Collaborative Teaching and Curricula
For international learning, how one teaches is as important as what one teaches. International learning benefits greatly from collaboratively-taught courses and curricula that enable students (and faculty) to create new knowledge from dialogue and encourage them to see themselves and the world through the eyes of others.
Strategic international partnerships are central to this effort. The linkages they create can be a source of learning for students and faculty alike. This page of the RoadMap focuses on integrating such linkages into the way faculty teach, and the courses and curricula students take. It builds on and overlaps other discussions, throughout the Innovations section of the RoadMap, concerning the value of bringing students, disciplines, institutions, communities, and the world of work together for international learning.
To put this another way, international learning is inherently about connectivity, and it benefits from bringing that connectivity into the classroom. The more these lessons take hold, the more connections are made, the more likely it is that students will embark on study abroad in each other’s countries.
In such situations, it is also likely that faculty will connect for purposes of research and that their thinking and their pedagogy will be transformed by the new ideas arising from co-teaching.
Such efforts also sometimes amplify the subjects and degrees that students can pursue, providing opportunities that their university or college could not, and serving as further enticement to study abroad.
There are multiple ways to act on the curricular and pedagogical connectivity provided by international partnerships. Here is a sampling:
- Collaborative teaching through IT. Partner faculty and students can be connected to each other, even while on their home campuses, through both synchronous and asynchronous forms of information technology.
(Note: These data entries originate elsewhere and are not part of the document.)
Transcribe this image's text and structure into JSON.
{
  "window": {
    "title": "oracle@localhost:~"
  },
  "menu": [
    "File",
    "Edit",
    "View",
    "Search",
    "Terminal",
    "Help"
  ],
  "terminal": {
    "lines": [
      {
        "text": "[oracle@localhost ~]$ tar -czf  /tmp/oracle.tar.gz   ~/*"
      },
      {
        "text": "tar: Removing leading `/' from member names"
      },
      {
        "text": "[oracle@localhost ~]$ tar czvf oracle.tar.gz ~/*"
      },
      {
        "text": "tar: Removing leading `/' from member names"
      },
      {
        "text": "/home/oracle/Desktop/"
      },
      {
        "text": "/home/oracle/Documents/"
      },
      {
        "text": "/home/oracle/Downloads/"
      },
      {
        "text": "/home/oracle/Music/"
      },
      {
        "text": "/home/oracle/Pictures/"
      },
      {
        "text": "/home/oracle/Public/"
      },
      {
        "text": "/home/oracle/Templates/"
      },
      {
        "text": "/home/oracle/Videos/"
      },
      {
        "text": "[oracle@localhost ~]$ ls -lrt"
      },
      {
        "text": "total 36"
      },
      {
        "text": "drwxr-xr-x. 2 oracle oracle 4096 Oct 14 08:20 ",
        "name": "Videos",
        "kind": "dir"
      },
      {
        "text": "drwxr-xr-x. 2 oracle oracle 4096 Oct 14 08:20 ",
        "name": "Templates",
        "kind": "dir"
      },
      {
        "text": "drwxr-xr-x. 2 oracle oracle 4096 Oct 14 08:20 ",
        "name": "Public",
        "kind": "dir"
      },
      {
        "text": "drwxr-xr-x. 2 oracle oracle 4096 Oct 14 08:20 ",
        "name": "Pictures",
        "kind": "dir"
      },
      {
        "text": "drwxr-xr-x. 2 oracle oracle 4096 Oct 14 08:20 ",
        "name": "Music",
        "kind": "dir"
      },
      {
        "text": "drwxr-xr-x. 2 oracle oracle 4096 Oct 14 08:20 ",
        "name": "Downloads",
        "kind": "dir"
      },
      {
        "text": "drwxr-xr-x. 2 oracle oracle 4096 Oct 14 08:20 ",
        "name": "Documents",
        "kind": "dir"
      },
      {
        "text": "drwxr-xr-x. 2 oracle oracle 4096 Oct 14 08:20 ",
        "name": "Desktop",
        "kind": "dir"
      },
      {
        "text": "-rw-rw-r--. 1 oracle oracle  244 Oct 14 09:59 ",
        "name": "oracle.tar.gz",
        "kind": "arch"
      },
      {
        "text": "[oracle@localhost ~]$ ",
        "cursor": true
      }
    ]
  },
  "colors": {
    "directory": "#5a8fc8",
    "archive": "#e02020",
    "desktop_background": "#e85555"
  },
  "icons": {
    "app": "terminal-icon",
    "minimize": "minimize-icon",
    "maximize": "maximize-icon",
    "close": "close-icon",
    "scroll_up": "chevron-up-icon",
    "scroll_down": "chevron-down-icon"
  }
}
This can be done for single class sessions, entire co-taught courses, special events, and student-to-student collaborations of all sorts. The partnership between the State University of New York COIL Center and Kansai University provides an outstanding example.
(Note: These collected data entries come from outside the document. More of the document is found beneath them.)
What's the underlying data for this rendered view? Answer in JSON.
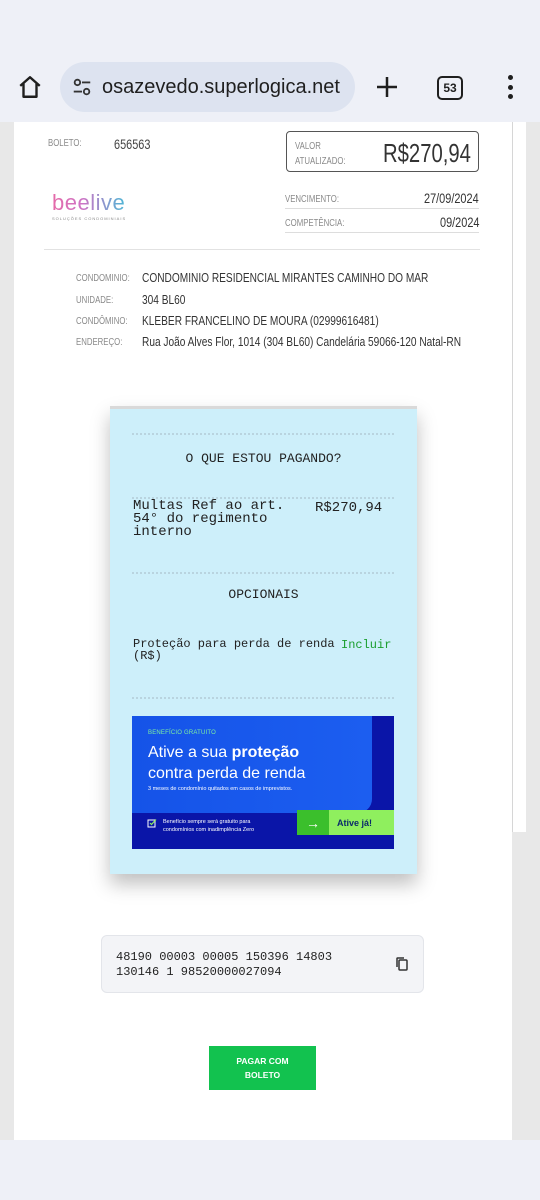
{
  "browser": {
    "url": "osazevedo.superlogica.net",
    "tab_count": "53"
  },
  "header": {
    "boleto_label": "BOLETO:",
    "boleto_number": "656563",
    "valor_label_1": "VALOR",
    "valor_label_2": "ATUALIZADO:",
    "valor": "R$270,94",
    "logo_text": "beelive",
    "logo_subtitle": "SOLUÇÕES CONDOMINIAIS",
    "vencimento_label": "VENCIMENTO:",
    "vencimento": "27/09/2024",
    "competencia_label": "COMPETÊNCIA:",
    "competencia": "09/2024"
  },
  "details": [
    {
      "label": "CONDOMINIO:",
      "value": "CONDOMINIO RESIDENCIAL MIRANTES CAMINHO DO MAR"
    },
    {
      "label": "UNIDADE:",
      "value": "304 BL60"
    },
    {
      "label": "CONDÔMINO:",
      "value": "KLEBER FRANCELINO DE MOURA (02999616481)"
    },
    {
      "label": "ENDEREÇO:",
      "value": "Rua João Alves Flor, 1014 (304 BL60) Candelária 59066-120 Natal-RN"
    }
  ],
  "receipt": {
    "title": "O QUE ESTOU PAGANDO?",
    "item_description": "Multas Ref ao art. 54° do regimento interno",
    "item_amount": "R$270,94",
    "optionals_title": "OPCIONAIS",
    "protection_label": "Proteção para perda de renda (R$)",
    "include_link": "Incluir"
  },
  "banner": {
    "tag": "BENEFÍCIO GRATUITO",
    "headline_1": "Ative a sua ",
    "headline_bold": "proteção",
    "headline_2": "contra perda de renda",
    "subtext": "3 meses de condomínio quitados em casos de imprevistos.",
    "footer": "Benefício sempre será gratuito para condomínios com inadimplência Zero",
    "cta": "Ative já!"
  },
  "barcode": {
    "line_1": "48190 00003 00005 150396 14803",
    "line_2": "130146 1 98520000027094"
  },
  "pay_button": {
    "line_1": "PAGAR COM",
    "line_2": "BOLETO"
  },
  "colors": {
    "receipt_bg": "#cdeffa",
    "banner_blue": "#1553e8",
    "pay_green": "#12c24f",
    "include_green": "#1a9e2e"
  }
}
- Faculty exchange. Most partnerships contain a clause concerning faculty exchange. Approaching this clause with intentionality and planning can bring international perspectives into the curriculum on a regular basis. In this vein, as part of its Go Global project, Akita International University exchanges roughly 15 faculty members with its international (including U.S.) partners every year, with the explicit goal of broadening faculty perspectives and bringing new voices to their campus.
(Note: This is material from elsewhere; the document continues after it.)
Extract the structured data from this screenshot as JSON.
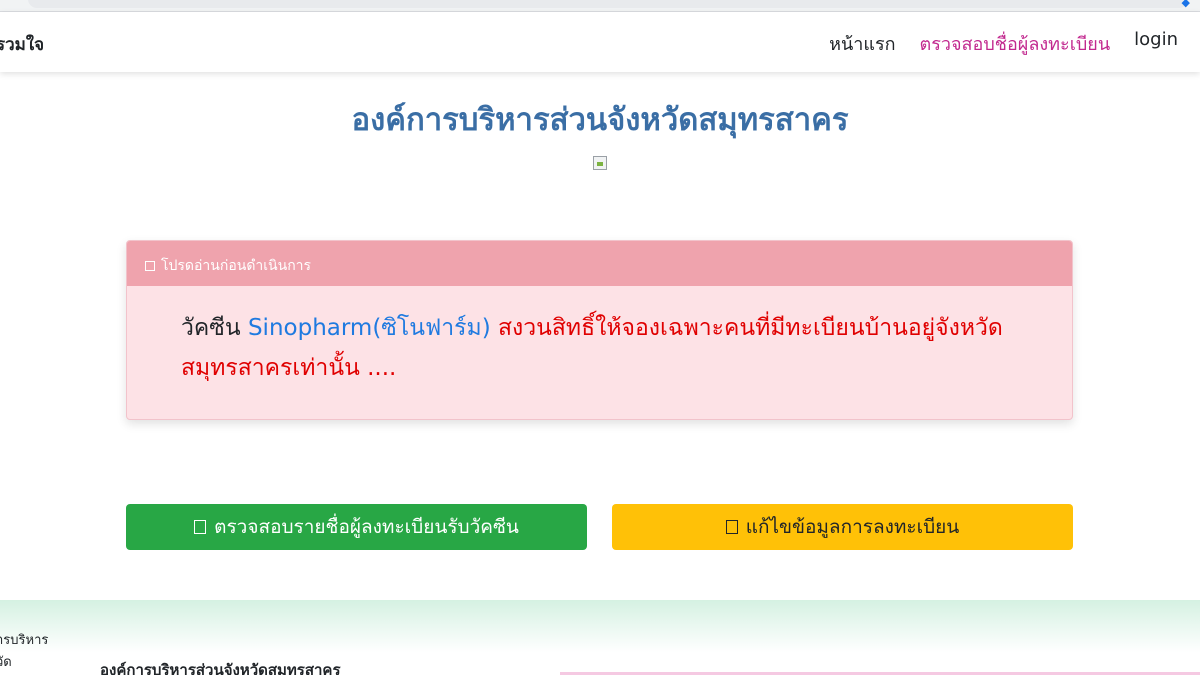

- Course articulations. Course articulation occurs when courses at two institutions are compared to determine which courses of one institution might be counted for credit at the other institution (and vice versa). The process gives students greater security in taking such courses, enables the courses to count toward degree requirements, and opens the door for students to take courses and hear perspectives they would not encounter at their home campus. In some cases, they take such articulated courses through the use of IT; in others, it is done while studying abroad. The University of Tsukuba’s Campus-in-Campus program is developing a Course Jukebox system of code-sharing courses with strategic international partners, including the University of California, Irvine.
- Short-term travel connected to on-campus courses. Short-term study abroad experiences can be deepened by connecting or embedding them in semester courses that enable students to maximize their time overseas. The travel can occur during or after the on-campus course, which prepares students for the experience, frames it academically, and assists students in reflecting on what they have learned. When done with an overseas partner, such programs can also connect faculty and students with each other virtually, both before and after travel. The 360o program of Bryn Mawr College fits this category.
- Double and joint degrees. The most elaborate mode of curriculum collaboration is the development of either double degrees (students take required courses at two institutions and receive two separate degrees, one from each) or joint degrees (students take required courses at two institutions and receive a single degree, signed by both institutions). The latter generally reduces the number of courses students take but requires that legal mechanisms for degree recognition in both nations be followed by both institutions. Both have the potential to create strongly interactive cohorts of students and fully internationalized curricular offerings.
A 2014 International Association of Universities survey revealed both types of collaborative degrees to be increasing worldwide, with double degrees far outstripping joint degrees. A 2012 American Council on Education survey showed that 13% of U.S. institutions engage in such programs, including over half of U.S. doctoral-granting universities. Joint degrees have not been possible in Japan (although the 2014 International Cooperative Curricula Scheme opens the door for a modified form), but double degrees have.
Relatively few double degree programs exist between the United States and Japan. The M.A. in International Relations between Ritsumeikan University and American University, designed “for students who want to take an interdisciplinary and multicultural approach to their research and education” is one example.